Our step-by-step guide to drawing up an employment contract, from thinking up the basic terms to include to agreeing and signing with your employee.
- Look for samples of written statements and contracts: contact Acas or your trade association, or ask similar businesses you know.
- Decide the basic terms for the written statement: for example, pay, working hours, holidays and notice periods.
- Decide whether the job is permanent and whether you want to include a probationary period.
- Consider which areas may need flexibility: for example, the employee's job title and role, and place of work.
- Clarify any areas which you want to be non-contractual, such as discretionary bonuses.
- Draw up the written statement; ensure that you have included all the legally required information.

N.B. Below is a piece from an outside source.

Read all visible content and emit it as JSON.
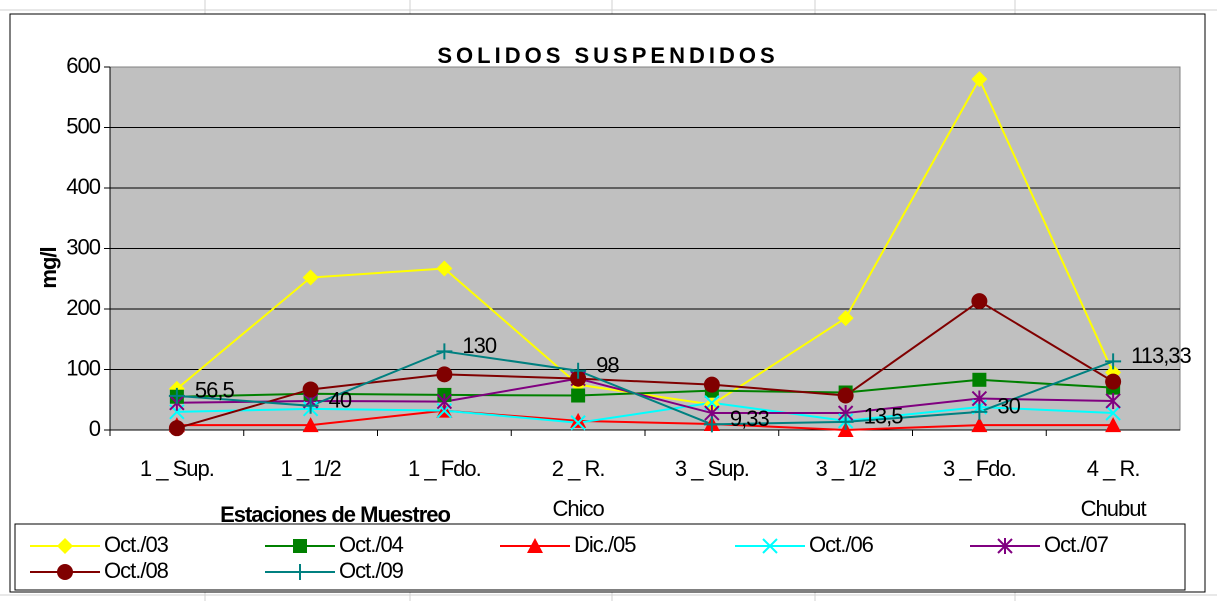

- Ensure that any other documents you refer to in the written statement are readily accessible (eg disciplinary and grievance procedures and information on company pension schemes).
- Review the job and any problems you have experienced with employees and ex-employees in the past.
- Decide whether there are any requirements for the employee (eg to hold or achieve a professional qualification or a driving licence).
- Identify any other concerns: for example, confidentiality, intellectual property or the potential for ex-employees to compete with you.
- Draw up a clear contract; include the written statement and extra clauses to cover the additional contractual elements you want to include.
- Ensure that the contract is not discriminatory, does not override employees' statutory rights and is legally enforceable.
- Take legal advice as necessary, particularly if the contract attempts to restrict employees after they leave your employment.
- Give each employee their written statement of employment particualrs on or before the first day of work and employment contract within two months of commencing their employment.
- Explain the contract and its significance to the employee; agree the contract, and ask the employee to sign a copy.